FHA loan programs were created to help people in the United States obtain homeownership, an integral component to the American Dream. This remains the goal of FHA today. Therefore, to help as many as prudently possible, FHA maintains a commonsense approach to underwriting, the process of reviewing a loan application to verify all information given and evaluate the borrower’s credit history to determine whether the borrower qualifies for the loan for which they have applied and to quantify the risk the lender will assume.
What this means is that, as opposed to many conventional loan programs that use automated underwriting and approval systems, FHA loans are reviewed in detail to look at all aspects of the borrower’s qualifying criteria as well as the “big picture” to see if loan scenario makes sense and can be deemed an acceptable risk to the lender and FHA. Therefore, FHA approves loans that can be considered “outside the box”.
As a rule, FHA underwriters follow the “Four C’s” evaluation process.
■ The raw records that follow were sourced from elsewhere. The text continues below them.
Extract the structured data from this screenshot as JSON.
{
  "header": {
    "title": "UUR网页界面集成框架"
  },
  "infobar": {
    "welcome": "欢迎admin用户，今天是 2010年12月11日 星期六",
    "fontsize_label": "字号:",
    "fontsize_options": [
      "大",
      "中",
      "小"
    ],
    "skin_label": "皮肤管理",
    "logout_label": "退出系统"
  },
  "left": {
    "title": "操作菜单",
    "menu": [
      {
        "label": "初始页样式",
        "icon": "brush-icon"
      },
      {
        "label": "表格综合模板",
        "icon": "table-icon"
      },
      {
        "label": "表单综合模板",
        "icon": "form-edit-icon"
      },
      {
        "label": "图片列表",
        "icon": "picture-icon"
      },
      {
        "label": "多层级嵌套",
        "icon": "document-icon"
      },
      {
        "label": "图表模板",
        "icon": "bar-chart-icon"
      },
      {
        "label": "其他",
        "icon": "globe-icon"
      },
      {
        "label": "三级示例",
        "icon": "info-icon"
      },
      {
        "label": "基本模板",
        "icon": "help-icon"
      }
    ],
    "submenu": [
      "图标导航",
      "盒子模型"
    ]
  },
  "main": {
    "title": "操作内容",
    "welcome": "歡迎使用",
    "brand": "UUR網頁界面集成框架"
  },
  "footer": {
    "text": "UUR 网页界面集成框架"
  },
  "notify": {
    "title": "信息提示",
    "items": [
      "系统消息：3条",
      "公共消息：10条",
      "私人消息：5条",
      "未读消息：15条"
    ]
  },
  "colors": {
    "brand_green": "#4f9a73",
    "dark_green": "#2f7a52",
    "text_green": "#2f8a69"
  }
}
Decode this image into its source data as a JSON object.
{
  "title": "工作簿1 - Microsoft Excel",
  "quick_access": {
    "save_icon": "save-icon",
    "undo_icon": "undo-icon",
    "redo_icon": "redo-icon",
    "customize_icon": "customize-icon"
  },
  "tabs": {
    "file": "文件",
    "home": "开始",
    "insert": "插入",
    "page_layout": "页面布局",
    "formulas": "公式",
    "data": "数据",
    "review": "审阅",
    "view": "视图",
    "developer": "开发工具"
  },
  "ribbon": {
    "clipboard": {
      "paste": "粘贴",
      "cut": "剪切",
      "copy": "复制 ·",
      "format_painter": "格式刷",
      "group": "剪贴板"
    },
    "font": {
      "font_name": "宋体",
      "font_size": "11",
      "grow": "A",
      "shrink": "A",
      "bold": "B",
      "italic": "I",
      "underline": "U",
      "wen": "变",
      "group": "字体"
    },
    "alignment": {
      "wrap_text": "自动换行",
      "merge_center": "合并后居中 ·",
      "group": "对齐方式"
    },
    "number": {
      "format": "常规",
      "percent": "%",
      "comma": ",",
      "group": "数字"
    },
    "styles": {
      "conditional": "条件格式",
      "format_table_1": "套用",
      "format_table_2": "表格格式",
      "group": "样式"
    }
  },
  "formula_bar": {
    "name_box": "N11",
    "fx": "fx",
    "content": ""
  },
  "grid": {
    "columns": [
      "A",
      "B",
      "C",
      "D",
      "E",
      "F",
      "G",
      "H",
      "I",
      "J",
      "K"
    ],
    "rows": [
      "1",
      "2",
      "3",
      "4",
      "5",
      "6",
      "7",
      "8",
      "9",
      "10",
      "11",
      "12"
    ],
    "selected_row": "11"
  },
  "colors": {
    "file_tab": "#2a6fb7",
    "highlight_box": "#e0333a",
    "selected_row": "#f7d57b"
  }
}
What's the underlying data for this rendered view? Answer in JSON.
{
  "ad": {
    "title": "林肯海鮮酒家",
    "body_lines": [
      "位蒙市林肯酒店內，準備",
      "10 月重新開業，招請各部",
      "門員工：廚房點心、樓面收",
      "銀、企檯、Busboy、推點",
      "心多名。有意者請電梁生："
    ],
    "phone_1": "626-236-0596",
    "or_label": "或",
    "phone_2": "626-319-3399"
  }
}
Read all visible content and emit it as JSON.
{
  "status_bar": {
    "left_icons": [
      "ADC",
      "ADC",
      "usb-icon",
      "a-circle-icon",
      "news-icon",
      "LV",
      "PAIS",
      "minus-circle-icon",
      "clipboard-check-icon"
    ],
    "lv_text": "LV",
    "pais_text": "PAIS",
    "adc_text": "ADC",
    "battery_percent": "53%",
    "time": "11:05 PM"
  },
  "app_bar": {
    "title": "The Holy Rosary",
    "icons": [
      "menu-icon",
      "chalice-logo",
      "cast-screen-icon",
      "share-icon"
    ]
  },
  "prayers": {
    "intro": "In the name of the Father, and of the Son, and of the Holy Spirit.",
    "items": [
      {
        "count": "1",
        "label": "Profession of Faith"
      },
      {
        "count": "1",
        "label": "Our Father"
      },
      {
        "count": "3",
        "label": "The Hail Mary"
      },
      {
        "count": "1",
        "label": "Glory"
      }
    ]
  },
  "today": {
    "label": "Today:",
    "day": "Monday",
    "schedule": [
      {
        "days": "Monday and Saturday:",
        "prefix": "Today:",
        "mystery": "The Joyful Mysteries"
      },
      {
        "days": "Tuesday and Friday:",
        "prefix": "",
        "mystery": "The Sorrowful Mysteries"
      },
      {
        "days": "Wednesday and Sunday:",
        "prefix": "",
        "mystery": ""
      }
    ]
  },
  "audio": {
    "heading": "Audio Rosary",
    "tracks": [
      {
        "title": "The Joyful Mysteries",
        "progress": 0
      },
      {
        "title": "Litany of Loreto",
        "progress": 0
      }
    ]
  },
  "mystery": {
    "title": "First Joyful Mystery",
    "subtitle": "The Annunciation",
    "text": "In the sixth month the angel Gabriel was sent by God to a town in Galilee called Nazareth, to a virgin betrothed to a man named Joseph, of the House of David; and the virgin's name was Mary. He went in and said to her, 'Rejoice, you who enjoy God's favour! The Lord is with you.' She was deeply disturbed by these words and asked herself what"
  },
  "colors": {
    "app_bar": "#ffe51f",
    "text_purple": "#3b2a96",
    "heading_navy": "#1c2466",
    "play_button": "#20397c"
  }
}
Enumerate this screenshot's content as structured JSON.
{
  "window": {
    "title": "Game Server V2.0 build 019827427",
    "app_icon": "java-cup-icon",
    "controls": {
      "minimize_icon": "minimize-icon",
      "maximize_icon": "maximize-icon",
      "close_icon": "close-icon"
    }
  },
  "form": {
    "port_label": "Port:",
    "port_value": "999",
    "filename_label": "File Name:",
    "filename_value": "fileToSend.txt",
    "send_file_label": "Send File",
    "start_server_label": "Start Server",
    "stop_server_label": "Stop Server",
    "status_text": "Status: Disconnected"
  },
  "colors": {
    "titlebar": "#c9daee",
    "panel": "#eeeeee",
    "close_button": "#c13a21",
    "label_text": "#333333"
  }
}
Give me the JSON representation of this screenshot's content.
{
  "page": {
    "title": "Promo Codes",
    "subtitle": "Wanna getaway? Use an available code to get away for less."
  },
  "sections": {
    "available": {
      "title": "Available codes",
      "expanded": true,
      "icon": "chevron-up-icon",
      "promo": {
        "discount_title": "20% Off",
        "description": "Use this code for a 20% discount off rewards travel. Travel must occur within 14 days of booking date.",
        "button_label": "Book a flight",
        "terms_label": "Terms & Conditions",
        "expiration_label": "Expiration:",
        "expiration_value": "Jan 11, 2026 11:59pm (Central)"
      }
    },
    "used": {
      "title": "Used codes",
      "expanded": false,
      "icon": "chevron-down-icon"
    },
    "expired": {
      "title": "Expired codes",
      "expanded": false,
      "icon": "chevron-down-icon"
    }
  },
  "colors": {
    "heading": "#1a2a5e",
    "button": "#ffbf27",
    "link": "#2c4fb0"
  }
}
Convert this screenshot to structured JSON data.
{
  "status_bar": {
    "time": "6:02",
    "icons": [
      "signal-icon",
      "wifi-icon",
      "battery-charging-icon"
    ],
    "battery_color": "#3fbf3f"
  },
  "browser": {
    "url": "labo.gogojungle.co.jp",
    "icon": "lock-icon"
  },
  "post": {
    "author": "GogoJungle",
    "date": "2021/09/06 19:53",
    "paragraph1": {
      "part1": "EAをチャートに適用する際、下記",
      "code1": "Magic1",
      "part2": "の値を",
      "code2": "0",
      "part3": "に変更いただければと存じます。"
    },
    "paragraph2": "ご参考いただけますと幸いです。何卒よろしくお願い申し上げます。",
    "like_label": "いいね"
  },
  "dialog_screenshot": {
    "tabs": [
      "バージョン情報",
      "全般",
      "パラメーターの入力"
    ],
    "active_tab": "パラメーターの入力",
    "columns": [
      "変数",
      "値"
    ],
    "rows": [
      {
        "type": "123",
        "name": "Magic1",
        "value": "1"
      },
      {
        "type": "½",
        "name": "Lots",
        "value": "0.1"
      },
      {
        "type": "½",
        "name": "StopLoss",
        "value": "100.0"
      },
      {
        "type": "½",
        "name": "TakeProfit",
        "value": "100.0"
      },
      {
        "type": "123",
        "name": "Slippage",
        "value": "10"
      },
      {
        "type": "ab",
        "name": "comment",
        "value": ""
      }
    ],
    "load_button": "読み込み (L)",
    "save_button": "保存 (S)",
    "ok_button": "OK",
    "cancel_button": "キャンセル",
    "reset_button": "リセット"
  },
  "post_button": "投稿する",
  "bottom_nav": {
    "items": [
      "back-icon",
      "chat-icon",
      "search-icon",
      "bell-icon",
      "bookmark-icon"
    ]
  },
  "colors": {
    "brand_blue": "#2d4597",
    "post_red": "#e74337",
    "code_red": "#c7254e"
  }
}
The Four C’s stand for:
- Credit history,
- Capacity to repay,
- Cash to close,
- and Collateral.
FHA underwriting guidelines provide direction, consistency and a clear understanding of the elements involved in evaluating the credit worthiness and financial capacity of an applicant and the adequacy of the proposed collateral.
All FHA loans must conform to their respective housing requirements. The loans must typically be insurable and eligible for inclusion in pools of mortgage backed-securities. All FHA loans generally must conform to the standards and guidelines established by HUD.